Les hostilités sont lancées, avec Music for four Musicians de Karol Beffa, une vraie musique de film. On entend la brume matinale. Comme souvent au cinéma, les écuyers prennent vite le premier rôle, changeant régulièrement de baguettes pour varier les sonorités de leurs instruments. La musique dépeint la mélancolie des duettistes, tels des Lenski (dans Eugène Onéguine) sentant que leur fin peut être proche. L’excitation du combat monte peu à peu, par des rythmes chaloupés qui font monter l’adrénaline. Les quatre duettistes visent juste : les rythmes sont précis comme des lames de couteaux. Comme dans un combat d’épée, les inflexions se coordonnent, les mouvements sont agiles, les adversaires montrent leur dextérité. Un accelerando semble refléter les battements de cœur de ces gladiateurs musicaux.

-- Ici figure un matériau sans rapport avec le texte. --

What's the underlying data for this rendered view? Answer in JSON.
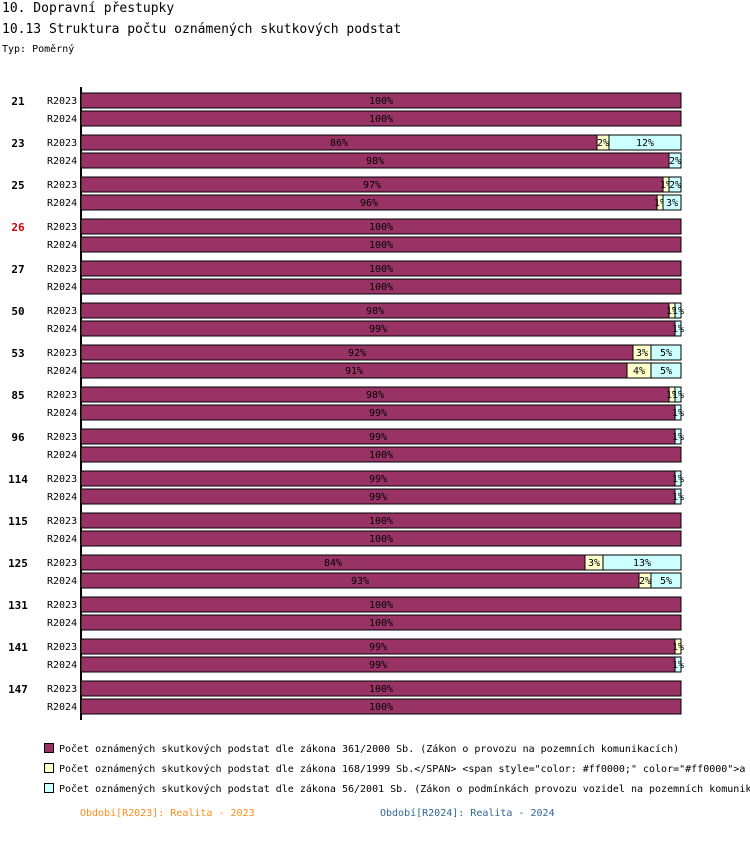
{
  "header": {
    "title": "10. Dopravní přestupky",
    "subtitle": "10.13 Struktura počtu oznámených skutkových podstat",
    "type_label": "Typ: Poměrný"
  },
  "legend": [
    {
      "label": "Počet oznámených skutkových podstat dle zákona 361/2000 Sb. (Zákon o provozu na pozemních komunikacích)",
      "color": "#993366"
    },
    {
      "label": "Počet oznámených skutkových podstat dle zákona 168/1999 Sb.</SPAN> <span style=\"color: #ff0000;\" color=\"#ff0000\">a",
      "color": "#ffffcc"
    },
    {
      "label": "Počet oznámených skutkových podstat dle zákona 56/2001 Sb. (Zákon o podmínkách provozu vozidel na pozemních komunik",
      "color": "#ccffff"
    }
  ],
  "periods": [
    {
      "label": "Období[R2023]: Realita - 2023",
      "color": "#ff8c1a"
    },
    {
      "label": "Období[R2024]: Realita - 2024",
      "color": "#336699"
    }
  ],
  "chart_data": {
    "type": "bar",
    "orientation": "horizontal",
    "stacked": true,
    "normalized_percent": true,
    "series_names": [
      "361/2000 Sb.",
      "168/1999 Sb.",
      "56/2001 Sb."
    ],
    "series_colors": [
      "#993366",
      "#ffffcc",
      "#ccffff"
    ],
    "groups": [
      {
        "code": "21",
        "highlight": false,
        "rows": [
          {
            "label": "R2023",
            "values": [
              100,
              0,
              0
            ],
            "labels": [
              "100%",
              "",
              ""
            ]
          },
          {
            "label": "R2024",
            "values": [
              100,
              0,
              0
            ],
            "labels": [
              "100%",
              "",
              ""
            ]
          }
        ]
      },
      {
        "code": "23",
        "highlight": false,
        "rows": [
          {
            "label": "R2023",
            "values": [
              86,
              2,
              12
            ],
            "labels": [
              "86%",
              "2%",
              "12%"
            ]
          },
          {
            "label": "R2024",
            "values": [
              98,
              0,
              2
            ],
            "labels": [
              "98%",
              "",
              "2%"
            ]
          }
        ]
      },
      {
        "code": "25",
        "highlight": false,
        "rows": [
          {
            "label": "R2023",
            "values": [
              97,
              1,
              2
            ],
            "labels": [
              "97%",
              "1%",
              "2%"
            ]
          },
          {
            "label": "R2024",
            "values": [
              96,
              1,
              3
            ],
            "labels": [
              "96%",
              "1%",
              "3%"
            ]
          }
        ]
      },
      {
        "code": "26",
        "highlight": true,
        "rows": [
          {
            "label": "R2023",
            "values": [
              100,
              0,
              0
            ],
            "labels": [
              "100%",
              "",
              ""
            ]
          },
          {
            "label": "R2024",
            "values": [
              100,
              0,
              0
            ],
            "labels": [
              "100%",
              "",
              ""
            ]
          }
        ]
      },
      {
        "code": "27",
        "highlight": false,
        "rows": [
          {
            "label": "R2023",
            "values": [
              100,
              0,
              0
            ],
            "labels": [
              "100%",
              "",
              ""
            ]
          },
          {
            "label": "R2024",
            "values": [
              100,
              0,
              0
            ],
            "labels": [
              "100%",
              "",
              ""
            ]
          }
        ]
      },
      {
        "code": "50",
        "highlight": false,
        "rows": [
          {
            "label": "R2023",
            "values": [
              98,
              1,
              1
            ],
            "labels": [
              "98%",
              "1%",
              "1%"
            ]
          },
          {
            "label": "R2024",
            "values": [
              99,
              0,
              1
            ],
            "labels": [
              "99%",
              "",
              "1%"
            ]
          }
        ]
      },
      {
        "code": "53",
        "highlight": false,
        "rows": [
          {
            "label": "R2023",
            "values": [
              92,
              3,
              5
            ],
            "labels": [
              "92%",
              "3%",
              "5%"
            ]
          },
          {
            "label": "R2024",
            "values": [
              91,
              4,
              5
            ],
            "labels": [
              "91%",
              "4%",
              "5%"
            ]
          }
        ]
      },
      {
        "code": "85",
        "highlight": false,
        "rows": [
          {
            "label": "R2023",
            "values": [
              98,
              1,
              1
            ],
            "labels": [
              "98%",
              "1%",
              "1%"
            ]
          },
          {
            "label": "R2024",
            "values": [
              99,
              0,
              1
            ],
            "labels": [
              "99%",
              "",
              "1%"
            ]
          }
        ]
      },
      {
        "code": "96",
        "highlight": false,
        "rows": [
          {
            "label": "R2023",
            "values": [
              99,
              0,
              1
            ],
            "labels": [
              "99%",
              "",
              "1%"
            ]
          },
          {
            "label": "R2024",
            "values": [
              100,
              0,
              0
            ],
            "labels": [
              "100%",
              "",
              ""
            ]
          }
        ]
      },
      {
        "code": "114",
        "highlight": false,
        "rows": [
          {
            "label": "R2023",
            "values": [
              99,
              0,
              1
            ],
            "labels": [
              "99%",
              "",
              "1%"
            ]
          },
          {
            "label": "R2024",
            "values": [
              99,
              0,
              1
            ],
            "labels": [
              "99%",
              "",
              "1%"
            ]
          }
        ]
      },
      {
        "code": "115",
        "highlight": false,
        "rows": [
          {
            "label": "R2023",
            "values": [
              100,
              0,
              0
            ],
            "labels": [
              "100%",
              "",
              ""
            ]
          },
          {
            "label": "R2024",
            "values": [
              100,
              0,
              0
            ],
            "labels": [
              "100%",
              "",
              ""
            ]
          }
        ]
      },
      {
        "code": "125",
        "highlight": false,
        "rows": [
          {
            "label": "R2023",
            "values": [
              84,
              3,
              13
            ],
            "labels": [
              "84%",
              "3%",
              "13%"
            ]
          },
          {
            "label": "R2024",
            "values": [
              93,
              2,
              5
            ],
            "labels": [
              "93%",
              "2%",
              "5%"
            ]
          }
        ]
      },
      {
        "code": "131",
        "highlight": false,
        "rows": [
          {
            "label": "R2023",
            "values": [
              100,
              0,
              0
            ],
            "labels": [
              "100%",
              "",
              ""
            ]
          },
          {
            "label": "R2024",
            "values": [
              100,
              0,
              0
            ],
            "labels": [
              "100%",
              "",
              ""
            ]
          }
        ]
      },
      {
        "code": "141",
        "highlight": false,
        "rows": [
          {
            "label": "R2023",
            "values": [
              99,
              1,
              0
            ],
            "labels": [
              "99%",
              "1%",
              ""
            ]
          },
          {
            "label": "R2024",
            "values": [
              99,
              0,
              1
            ],
            "labels": [
              "99%",
              "",
              "1%"
            ]
          }
        ]
      },
      {
        "code": "147",
        "highlight": false,
        "rows": [
          {
            "label": "R2023",
            "values": [
              100,
              0,
              0
            ],
            "labels": [
              "100%",
              "",
              ""
            ]
          },
          {
            "label": "R2024",
            "values": [
              100,
              0,
              0
            ],
            "labels": [
              "100%",
              "",
              ""
            ]
          }
        ]
      }
    ]
  }
}
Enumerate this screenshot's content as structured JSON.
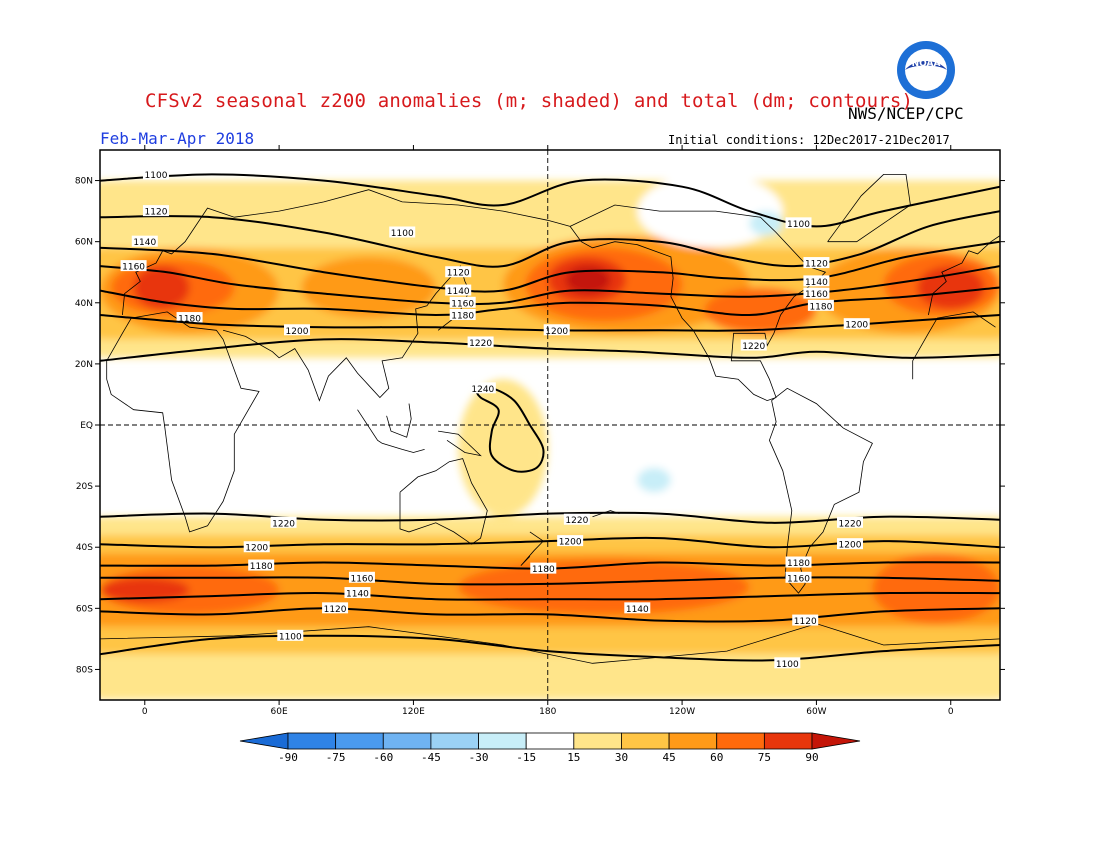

Roméo vs. Juliette : le remake
Les pianistes changent de côté, les percussionnistes d’instrument : François Boulanger s’entoure du vibraphone et de timbales, Jean-François Durez se place à la batterie. D’une musique chaloupée à l’autre, le quatuor s’élance dans la Suite de West Side Story de Bernstein (qui dirigea une Grande Messe des morts de Berlioz in loco en 1975), où le spectateur reconnait les motifs musicaux du chef d’œuvre de la comédie musicale adaptée au cinéma et dont Spielberg a récemment sorti un remake. Dans ce nouveau duel, entre les Jets et les Sharks cette fois, pianistes comme percussionnistes jouent des pieds, à la fois pour battre le rythme et pour actionner les pédales (des pianos, de la grosse caisse et des cymbales, du vibraphone et des timbales). François Boulanger virevolte sur lui-même, frappant les timbales à mains nues pour réenchainer aussitôt au clavier, dont il utilise l’une de ses quatre baguettes pour gratter un Güiro.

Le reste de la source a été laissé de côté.